The “pact,” as it is called, was sharply criticized by candidates Montealegre and Jarquin for having treated the nation as a pie for divvying up according to party loyalties. Ortega defended it saying the two were the largest parties. While the voters gave the PLC and FSLN 98 percent of the votes in 2001 they still managed to get 65 percent in 2006. Between them they are expected to hold 63 seats of the 92-member legislature, a two-thirds majority.

How Ortega Won

There were three main factors that led to Daniel Ortega’s victory.

The first, a law pushed through by the president-elect and former president and corruption convict Arnoldo Aleman that made it possible to win the presidency with only 35% of the vote if no other candidate is within 5 percentage points.

Second, was the division among the two rightwing candidates, Aleman’s choice Jose Rizo, and the US candidate Eduardo Montealegre.

The Bush administration carried out a high profile but unsuccessful campaign to get Rizo to drop out of the race so Montealegre could beat Ortega, Ronald Regan’s old nemesis, in the first round.
US Ambassador Paul Trivelli led the two-pronged attack that also included a fierce scare campaign against Ortega with threats of doom in US-Nicaraguan relations and a blockade on family remittances and aid programs.

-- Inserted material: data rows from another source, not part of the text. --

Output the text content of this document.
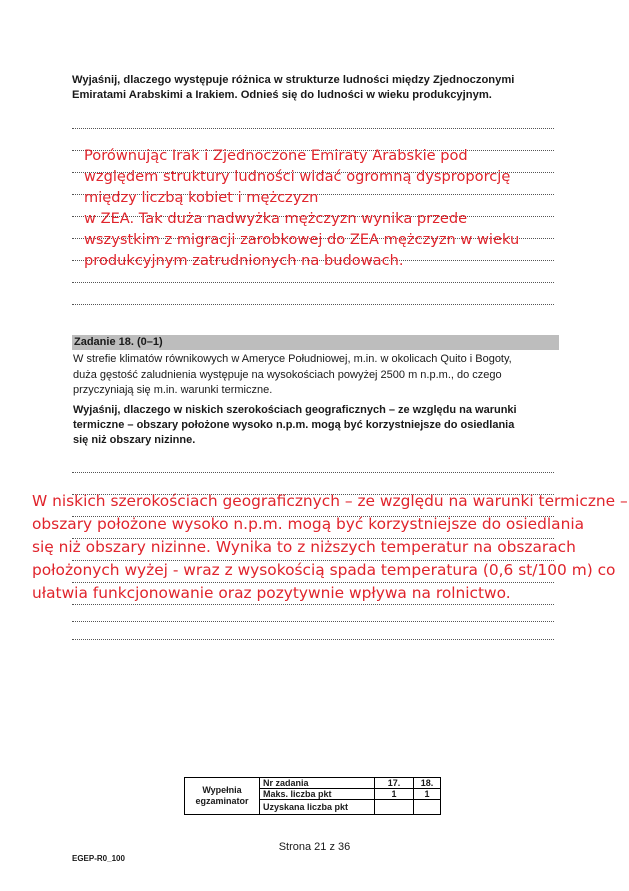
Wyjaśnij, dlaczego występuje różnica w strukturze ludności między Zjednoczonymi
Emiratami Arabskimi a Irakiem. Odnieś się do ludności w wieku produkcyjnym.
Porównując Irak i Zjednoczone Emiraty Arabskie pod
względem struktury ludności widać ogromną dysproporcję
między liczbą kobiet i mężczyzn
w ZEA. Tak duża nadwyżka mężczyzn wynika przede
wszystkim z migracji zarobkowej do ZEA mężczyzn w wieku
produkcyjnym zatrudnionych na budowach.
Zadanie 18. (0–1)
W strefie klimatów równikowych w Ameryce Południowej, m.in. w okolicach Quito i Bogoty,
duża gęstość zaludnienia występuje na wysokościach powyżej 2500 m n.p.m., do czego
przyczyniają się m.in. warunki termiczne.
Wyjaśnij, dlaczego w niskich szerokościach geograficznych – ze względu na warunki
termiczne – obszary położone wysoko n.p.m. mogą być korzystniejsze do osiedlania
się niż obszary nizinne.
W niskich szerokościach geograficznych – ze względu na warunki termiczne –
obszary położone wysoko n.p.m. mogą być korzystniejsze do osiedlania
się niż obszary nizinne. Wynika to z niższych temperatur na obszarach
położonych wyżej - wraz z wysokością spada temperatura (0,6 st/100 m) co
ułatwia funkcjonowanie oraz pozytywnie wpływa na rolnictwo.
Wypełnia
egzaminator	Nr zadania	17.	18.
	Maks. liczba pkt	1	1
	Uzyskana liczba pkt		
Strona 21 z 36
EGEP-R0_100
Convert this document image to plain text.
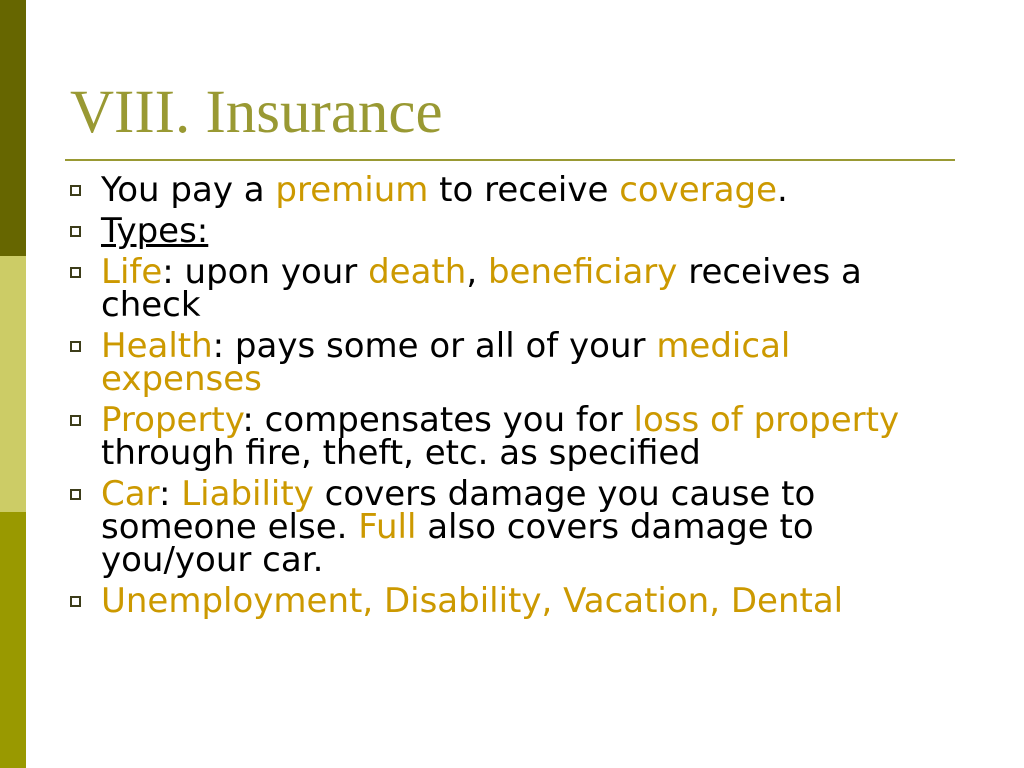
VIII. Insurance
You pay a premium to receive coverage.
Types:
Life: upon your death, beneficiary receives a check
Health: pays some or all of your medical expenses
Property: compensates you for loss of property through fire, theft, etc. as specified
Car: Liability covers damage you cause to someone else. Full also covers damage to you/your car.
Unemployment, Disability, Vacation, Dental
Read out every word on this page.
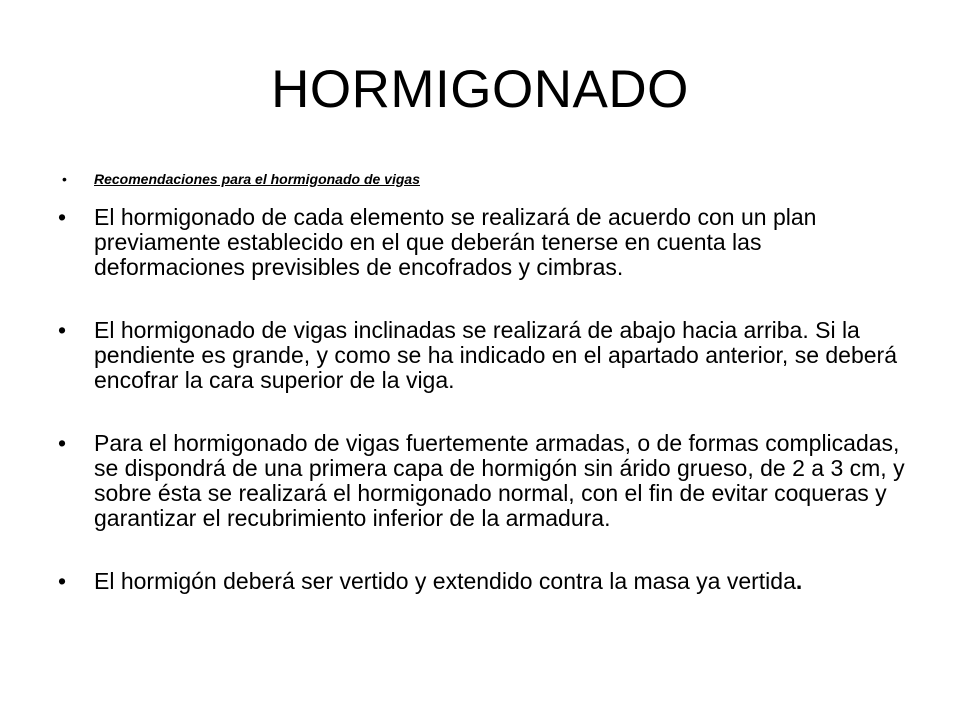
HORMIGONADO
• Recomendaciones para el hormigonado de vigas
• El hormigonado de cada elemento se realizará de acuerdo con un plan previamente establecido en el que deberán tenerse en cuenta las deformaciones previsibles de encofrados y cimbras.
• El hormigonado de vigas inclinadas se realizará de abajo hacia arriba. Si la pendiente es grande, y como se ha indicado en el apartado anterior, se deberá encofrar la cara superior de la viga.
• Para el hormigonado de vigas fuertemente armadas, o de formas complicadas, se dispondrá de una primera capa de hormigón sin árido grueso, de 2 a 3 cm, y sobre ésta se realizará el hormigonado normal, con el fin de evitar coqueras y garantizar el recubrimiento inferior de la armadura.
• El hormigón deberá ser vertido y extendido contra la masa ya vertida.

Trivelli’s warnings were boosted by statements from several Republican congress members and high level US government officials.

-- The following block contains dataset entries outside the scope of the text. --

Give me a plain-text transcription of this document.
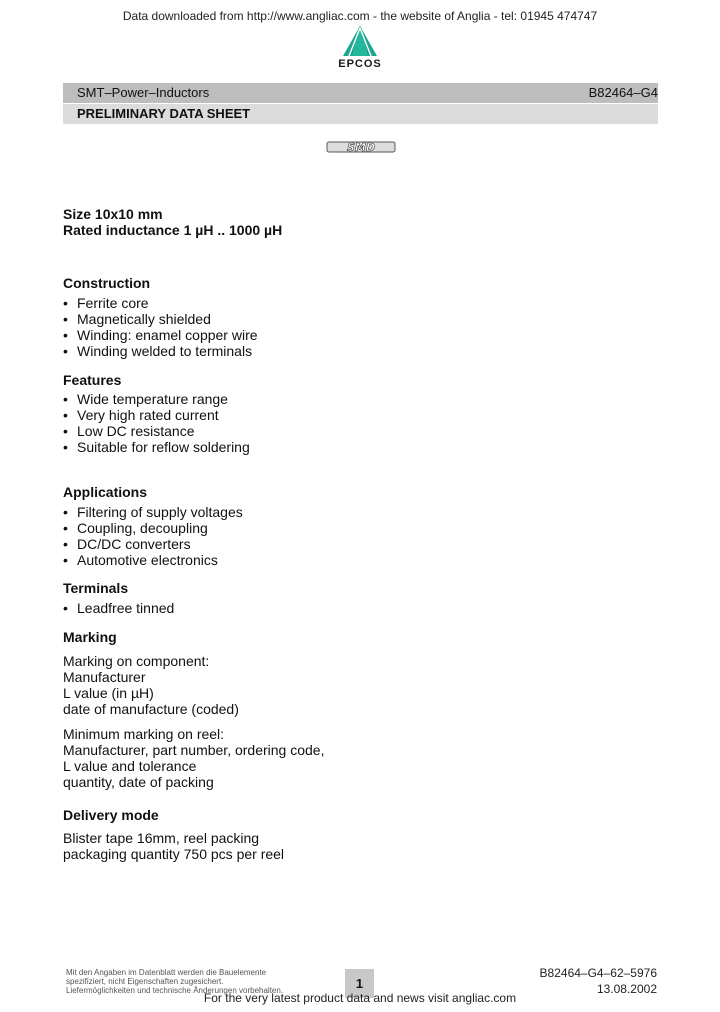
Data downloaded from http://www.angliac.com - the website of Anglia - tel: 01945 474747
EPCOS
SMT–Power–Inductors	B82464–G4
PRELIMINARY DATA SHEET
SMD
Size 10x10 mm
Rated inductance 1 µH .. 1000 µH
Construction
• Ferrite core
• Magnetically shielded
• Winding: enamel copper wire
• Winding welded to terminals
Features
• Wide temperature range
• Very high rated current
• Low DC resistance
• Suitable for reflow soldering
Applications
• Filtering of supply voltages
• Coupling, decoupling
• DC/DC converters
• Automotive electronics
Terminals
• Leadfree tinned
Marking
Marking on component:
Manufacturer
L value (in µH)
date of manufacture (coded)
Minimum marking on reel:
Manufacturer, part number, ordering code,
L value and tolerance
quantity, date of packing
Delivery mode
Blister tape 16mm, reel packing
packaging quantity 750 pcs per reel
Mit den Angaben im Datenblatt werden die Bauelemente
spezifiziert, nicht Eigenschaften zugesichert.
Liefermöglichkeiten und technische Änderungen vorbehalten.	1
B82464–G4–62–5976
13.08.2002
For the very latest product data and news visit angliac.com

In the end, the two right wing candidates won over 55 percent of the vote, similar to the 56 percent garnered by the current president Enrique Bolanos when he easily beat Ortega in 2001.
The last key factor was Ortega’s ability to maintain a solid bloc of support independent of the sharp criticism over the ethical and political stances he and his party’s leadership took over the last 16 years.

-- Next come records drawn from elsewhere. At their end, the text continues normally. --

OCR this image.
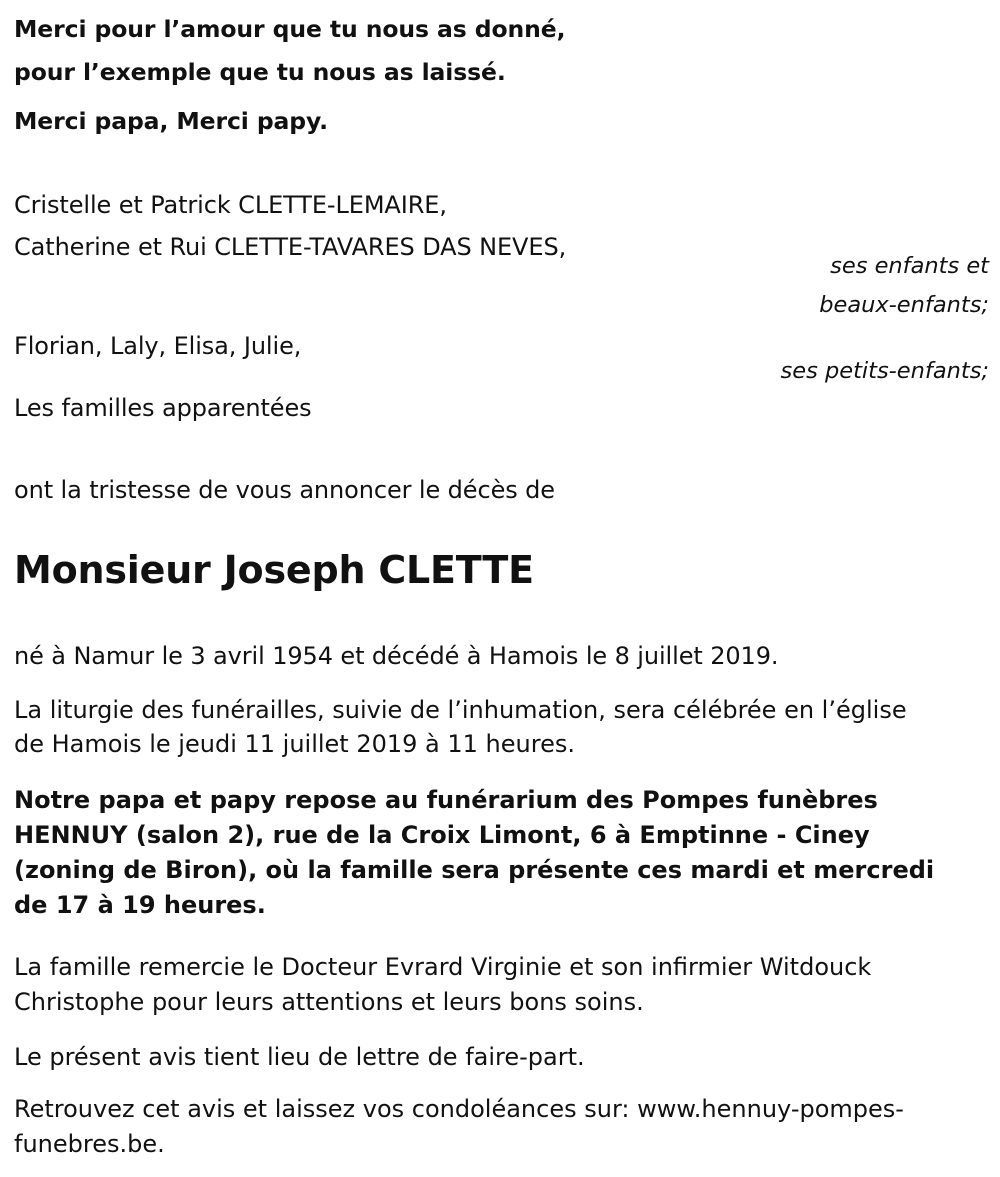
Merci pour l’amour que tu nous as donné,
pour l’exemple que tu nous as laissé.
Merci papa, Merci papy.
Cristelle et Patrick CLETTE-LEMAIRE,
Catherine et Rui CLETTE-TAVARES DAS NEVES,
ses enfants et
beaux-enfants;
Florian, Laly, Elisa, Julie,
ses petits-enfants;
Les familles apparentées
ont la tristesse de vous annoncer le décès de
Monsieur Joseph CLETTE
né à Namur le 3 avril 1954 et décédé à Hamois le 8 juillet 2019.
La liturgie des funérailles, suivie de l’inhumation, sera célébrée en l’église
de Hamois le jeudi 11 juillet 2019 à 11 heures.
Notre papa et papy repose au funérarium des Pompes funèbres
HENNUY (salon 2), rue de la Croix Limont, 6 à Emptinne - Ciney
(zoning de Biron), où la famille sera présente ces mardi et mercredi
de 17 à 19 heures.
La famille remercie le Docteur Evrard Virginie et son infirmier Witdouck
Christophe pour leurs attentions et leurs bons soins.
Le présent avis tient lieu de lettre de faire-part.
Retrouvez cet avis et laissez vos condoléances sur: www.hennuy-pompes-
funebres.be.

The loyal “Danielistas” --as they are called by Sandinistas, who abandoned the FSLN and campaigned for MRS candidate Jarquin, clearly felt the ends justified the means to defeat the rightwing liberals and the ever-present US meddling. Now, since that has occurred, they expect Ortega’s government to take a left turn.

Questions about the Ortega Presidency

How much of the tab is Venezuela willing to pick up to fuel the Nicaraguan economy and fund its social and economic development? During the 1980s Nicaragua received considerable direct and indirect assistance from the Soviet Union, but it was insufficient to stabilize the country’s war-torn economy. Inflation had reached a whopping five digits by the fateful Election Day in 1990, when Ortega was defeated by Violeta Chamorro (54-40 percent).

The Bush administration is bogged down in Iraq and Afghanistan and with conflicts simmering with North Korea and Iran. Likewise, the White House has stepped up its hostility towards Cuba and Venezuela. A vital question is whether those foreign policy involvements and the new Democratic Part majority in the US Congress will give Ortega breathing room to seek help from those leaders who Washington considers its enemies.

Internal Issues

Nicaragua analysts are now wondering who will win the tug-of-war and get the lions share in a country of slim pickings. With the country’s limited resources, few believe everyone, rich and poor, can be pleased at the same time.

If Ortega doesn’t meet his promises to provide jobs, land and better salaries, a big question is whether his government would use the Police and Army to repress urban protests or rural land occupations. Protests over the cost of public transportation and utility rates are another source of possible conflict if the new government is not able to deliver on its campaign promises.

Another issue is how real is Ortega’s born-again relationship with the Catholic Church and Cardinal Miguel Obando y Bravo, the leading internal enemy of the Sandinista revolution in the 1980s?

Will a new conservative religious outlook from Ortega and Rosario Murillo, his powerful wife and campaign manager, effect the nation’s education and health policies as occurred in the recent banning of therapeutic abortions for women whose lives are in danger?

Will the church’s call to abstinence become the official Ortega government’s HIV-AIDS prevention campaign?

These and other questions should receive answers in the coming months.